School and housing decisions interlock more tightly on an island than in a big city. The Cherngtalay–Bang Tao–Laguna corridor concentrates several campuses and the largest expat rental stock, keeping school runs short and bus fees at the low end. Families settling in Rawai or Chalong in the south face longer daily journeys to the northern schools, higher transport charges and an earlier alarm clock; some choose a southern school for exactly that reason. Before committing to a villa lease, drive the actual school run at 7:30 on a weekday β€” island traffic has grown with the population, and the map distance says little about the morning reality.

Questions to ask each bursar

Four questions separate the transparent schools from the rest. What were the fee increases in each of the last three years? Which of the listed extras are genuinely optional? Is the capital fee payable again if we withdraw and return within two years? And what exactly does the refundable deposit require for full return β€” notice period, condition, paperwork? Write the answers down; when you compare three schools side by side, the pattern of straight or evasive answers is itself useful information about how each school treats its parent community.

Budgeting a Phuket education over time

Phuket fees have risen steadily as demand outpaces places, with annual increases of 5–10% common at the popular schools. Over a five-year stay, that compounds: a THB 400,000 fee today plausibly becomes THB 550,000 by year five. Families should also plan for the secondary step-up β€” moving from primary into the examination years typically raises fees 30% or more at the same school. If you expect to stay through high school, model the full journey rather than the entry year, and ask each school for its three-year fee history; the trajectory tells you more than the current price list.

Sibling discounts of 5–15% are widespread, and some schools offer founder, corporate or long-stay arrangements worth asking about directly. The island's competitive market means admissions teams will often walk you through cost scenarios honestly β€” those conversations are worth having with two or three schools before deciding.

Is Phuket good value for international education?

Against Bangkok, Phuket's comparable schools price 10–25% lower on average, and against Singapore or Hong Kong the gap widens dramatically. Combined with the island's housing costs and lifestyle, a family can run a full international education programme in Phuket for less than tuition alone in the region's premium hubs. The trade-off is depth of choice: the island's market is growing but smaller, so apply early β€” the strongest schools now hold waiting lists in key year groups, especially in primary.
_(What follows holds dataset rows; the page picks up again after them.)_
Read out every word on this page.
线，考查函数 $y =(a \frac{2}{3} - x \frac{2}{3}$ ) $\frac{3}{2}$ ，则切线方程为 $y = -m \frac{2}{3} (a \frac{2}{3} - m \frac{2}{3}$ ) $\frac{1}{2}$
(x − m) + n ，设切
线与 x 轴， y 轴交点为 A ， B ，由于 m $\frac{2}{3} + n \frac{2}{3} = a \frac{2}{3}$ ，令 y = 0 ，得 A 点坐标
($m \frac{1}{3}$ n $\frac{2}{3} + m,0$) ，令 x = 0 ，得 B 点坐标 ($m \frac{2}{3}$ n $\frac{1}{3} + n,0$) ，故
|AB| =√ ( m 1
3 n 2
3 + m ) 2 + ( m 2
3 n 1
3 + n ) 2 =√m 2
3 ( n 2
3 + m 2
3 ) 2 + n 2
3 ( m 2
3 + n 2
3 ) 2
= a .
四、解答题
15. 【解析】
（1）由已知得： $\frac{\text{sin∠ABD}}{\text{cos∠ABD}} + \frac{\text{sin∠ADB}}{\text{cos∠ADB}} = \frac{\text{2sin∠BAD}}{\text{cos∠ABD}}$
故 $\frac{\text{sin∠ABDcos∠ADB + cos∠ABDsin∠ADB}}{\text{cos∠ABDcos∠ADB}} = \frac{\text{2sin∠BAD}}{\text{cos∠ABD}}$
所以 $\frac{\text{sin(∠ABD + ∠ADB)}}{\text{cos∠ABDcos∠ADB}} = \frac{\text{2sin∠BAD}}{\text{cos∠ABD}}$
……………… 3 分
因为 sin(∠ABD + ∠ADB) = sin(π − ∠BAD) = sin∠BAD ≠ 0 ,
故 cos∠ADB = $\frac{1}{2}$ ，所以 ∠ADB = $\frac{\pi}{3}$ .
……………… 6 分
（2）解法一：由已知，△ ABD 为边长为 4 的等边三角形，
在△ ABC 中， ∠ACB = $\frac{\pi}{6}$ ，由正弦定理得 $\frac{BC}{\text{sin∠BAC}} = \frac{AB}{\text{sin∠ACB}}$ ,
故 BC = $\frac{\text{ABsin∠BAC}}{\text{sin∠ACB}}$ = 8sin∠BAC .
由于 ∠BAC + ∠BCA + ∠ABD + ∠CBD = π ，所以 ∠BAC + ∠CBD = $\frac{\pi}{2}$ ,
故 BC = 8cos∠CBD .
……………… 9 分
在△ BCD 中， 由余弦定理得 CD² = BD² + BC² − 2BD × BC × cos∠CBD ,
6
Compare verified profiles, parent reviews and fees for these and other schools on the International School Advisor ranking of the best schools in Thailand.

Frequently asked questions

How much do international schools in Phuket cost in 2026?
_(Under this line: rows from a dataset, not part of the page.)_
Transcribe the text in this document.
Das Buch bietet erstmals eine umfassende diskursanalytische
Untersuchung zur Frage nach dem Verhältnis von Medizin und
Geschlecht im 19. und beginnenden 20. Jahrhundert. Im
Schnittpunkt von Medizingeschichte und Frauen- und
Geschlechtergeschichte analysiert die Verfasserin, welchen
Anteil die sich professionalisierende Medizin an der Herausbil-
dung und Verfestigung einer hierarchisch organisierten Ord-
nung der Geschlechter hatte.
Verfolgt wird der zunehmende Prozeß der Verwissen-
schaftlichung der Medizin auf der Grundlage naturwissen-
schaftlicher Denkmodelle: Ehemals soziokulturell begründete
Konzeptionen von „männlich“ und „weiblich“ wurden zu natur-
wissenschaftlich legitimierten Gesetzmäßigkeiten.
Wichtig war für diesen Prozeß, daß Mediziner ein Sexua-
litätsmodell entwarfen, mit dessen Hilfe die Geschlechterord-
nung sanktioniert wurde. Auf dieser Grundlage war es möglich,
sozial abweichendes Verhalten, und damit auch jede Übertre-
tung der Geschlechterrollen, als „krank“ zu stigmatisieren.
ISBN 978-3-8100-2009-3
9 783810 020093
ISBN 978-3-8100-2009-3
Annual tuition runs from THB 150,000 at value bilingual schools to THB 950,000 at the premium tier, with most established international schools charging THB 300,000–600,000 depending on age group.

What extra fees should I expect beyond tuition in Phuket?

Plan for a one-off registration or capital fee of THB 50,000–200,000, a refundable deposit, transport of THB 40,000–80,000 per year, plus lunches, uniforms and exam fees β€” roughly 15–20% on top of tuition.

Are Phuket school fees cheaper than Bangkok?

Generally yes. Comparable schools price around 10–25% lower than their Bangkok equivalents, and far below Singapore or Hong Kong, though the island offers fewer schools to choose from.